Is this correct? How can I understand this better?
In my innumerate way I have tried to reduce this to a simple thought experiment and here is where things get messy and confusing for me:
Suppose there is just 1 capitalist and 1 worker & consumer.
Suppose that the worker produces $100 worth of goods and services.
In order for them to be purchased from the market, that worker will need to also earn $100.
So there doesn't appear to be any profit for the capitalist at all in this picture. And yet isn't profit surplus value? Where is that coming from?
Clearly I am getting this wrong, both because the above situation could not exist, and because if it did, it could not grow/change. But what is my error?

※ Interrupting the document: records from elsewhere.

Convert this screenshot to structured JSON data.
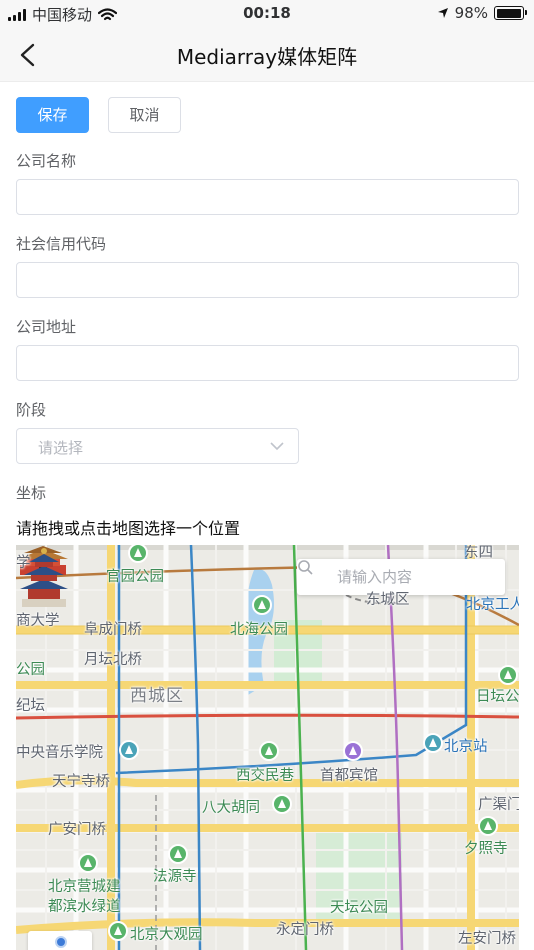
{
  "status_bar": {
    "carrier": "中国移动",
    "time": "00:18",
    "battery": "98%",
    "battery_level": 0.98,
    "icons": [
      "signal-icon",
      "wifi-icon",
      "location-arrow-icon",
      "battery-icon"
    ]
  },
  "nav": {
    "title": "Mediarray媒体矩阵",
    "back_icon": "chevron-left-icon"
  },
  "actions": {
    "save_label": "保存",
    "cancel_label": "取消"
  },
  "form": {
    "company_name_label": "公司名称",
    "company_name_value": "",
    "credit_code_label": "社会信用代码",
    "credit_code_value": "",
    "address_label": "公司地址",
    "address_value": "",
    "stage_label": "阶段",
    "stage_placeholder": "请选择",
    "coordinates_label": "坐标",
    "map_hint": "请拖拽或点击地图选择一个位置"
  },
  "map": {
    "search_placeholder": "请输入内容",
    "labels": {
      "xue": "学",
      "guanyuan_park": "官园公园",
      "dongcheng_district": "东城区",
      "beijing_gongren": "北京工人",
      "dongsi": "东四",
      "nanda_xue": "商大学",
      "fuchengmen_bridge": "阜成门桥",
      "beihai_park": "北海公园",
      "yue_bei_bridge": "月坛北桥",
      "yuan_park": "公园",
      "xicheng_district": "西城区",
      "ritan_park": "日坛公",
      "ji_yuan": "纪坛",
      "central_conservatory": "中央音乐学院",
      "beijing_station": "北京站",
      "xijiao_minxiang": "西交民巷",
      "capital_hotel": "首都宾馆",
      "tianning_temple_bridge": "天宁寺桥",
      "guangqu_gate": "广渠门",
      "badahutong": "八大胡同",
      "guanganmen_bridge": "广安门桥",
      "xizhao_temple": "夕照寺",
      "fayuan_temple": "法源寺",
      "beijing_yingcheng": "北京营城建",
      "dubin_greenway": "都滨水绿道",
      "temple_of_heaven": "天坛公园",
      "beijing_grand_view": "北京大观园",
      "yongdingmen_bridge": "永定门桥",
      "zuoanmen_bridge": "左安门桥"
    },
    "icons": [
      "search-icon",
      "tiananmen-icon",
      "temple-of-heaven-icon",
      "park-icon",
      "railway-station-icon",
      "hotel-icon",
      "locate-icon"
    ]
  },
  "colors": {
    "primary": "#409eff",
    "border": "#dcdfe6",
    "label": "#606266",
    "map_bg": "#ecebe6",
    "park_green": "#58b46a",
    "road_yellow": "#f6d774",
    "metro_red": "#d9503f",
    "metro_blue": "#3b86c6",
    "metro_green": "#4bb24f",
    "metro_purple": "#b06fc2"
  }
}
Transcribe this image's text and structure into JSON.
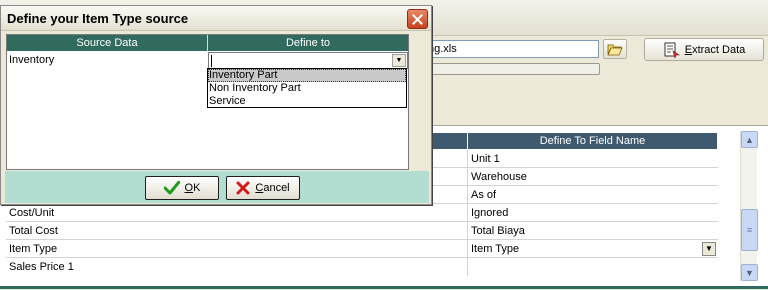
{
  "background": {
    "file_path_fragment": "ng.xls",
    "extract_button": {
      "pre": "",
      "accel": "E",
      "post": "xtract Data"
    },
    "grid": {
      "header_col2": "Define To Field Name",
      "rows": [
        {
          "source": "",
          "target": "Unit 1"
        },
        {
          "source": "",
          "target": "Warehouse"
        },
        {
          "source": "",
          "target": "As of"
        },
        {
          "source": "Cost/Unit",
          "target": "Ignored"
        },
        {
          "source": "Total Cost",
          "target": "Total Biaya"
        },
        {
          "source": "Item Type",
          "target": "Item Type"
        },
        {
          "source": "Sales Price 1",
          "target": ""
        }
      ]
    }
  },
  "dialog": {
    "title": "Define your Item Type source",
    "headers": {
      "source": "Source Data",
      "define": "Define to"
    },
    "row": {
      "source": "Inventory",
      "value": ""
    },
    "dropdown": {
      "options": [
        "Inventory Part",
        "Non Inventory Part",
        "Service"
      ],
      "selected_index": 0
    },
    "ok": {
      "accel": "O",
      "rest": "K"
    },
    "cancel": {
      "accel": "C",
      "rest": "ancel"
    }
  },
  "colors": {
    "dialog_header": "#316b5d",
    "grid_header": "#3f5a6e",
    "button_strip": "#b4ddd2",
    "close_button": "#c6421f"
  }
}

My gut sense is that factors involved here include:
- That a proper consideration of the role of currency is needed to pair with the goods, since we are not just dealing with the value of the goods, but the denotation of that value in money, the circulation of which behaves differently than that of the goods.
- That time intervenes between production and consumption causing a circulating effect that somehow (through market & financial intermediaries?) magnifies apparent value involved.
- Consumer credit - like credit cards - would seem to have a distorting effect on this process, but that's still in expectation of future wages, right?
- The existence of different tiers of wage earners and consumer, whether by class in the same economy, or maybe more importantly, in different economies - high earning "consumers" in Western nations having a codependent relationship with low earning "laborers" in developing nations. This one in particular seems relevant to me.
- The spending of the capitalists, even if that's minuscule in comparison. But if the "surplus value" from the workers going to the capitalist is what's needed to be spent in the market to buy all the produced goods and services then they would only be recirculating what they have, not earning, saving and reinvesting.
What also seems relevant:
- "Semi-fungibility" of different goods. What's an arch-capitalist going to do with a few million more bushels of grain? It would seem to me that money approximates fungibility to large extent but at the end of the day you can't eat a yacht.
But this is all inchoate musing and I feel helpless to understand much less really explain any of it.
Any direction you could give me would be much appreciated!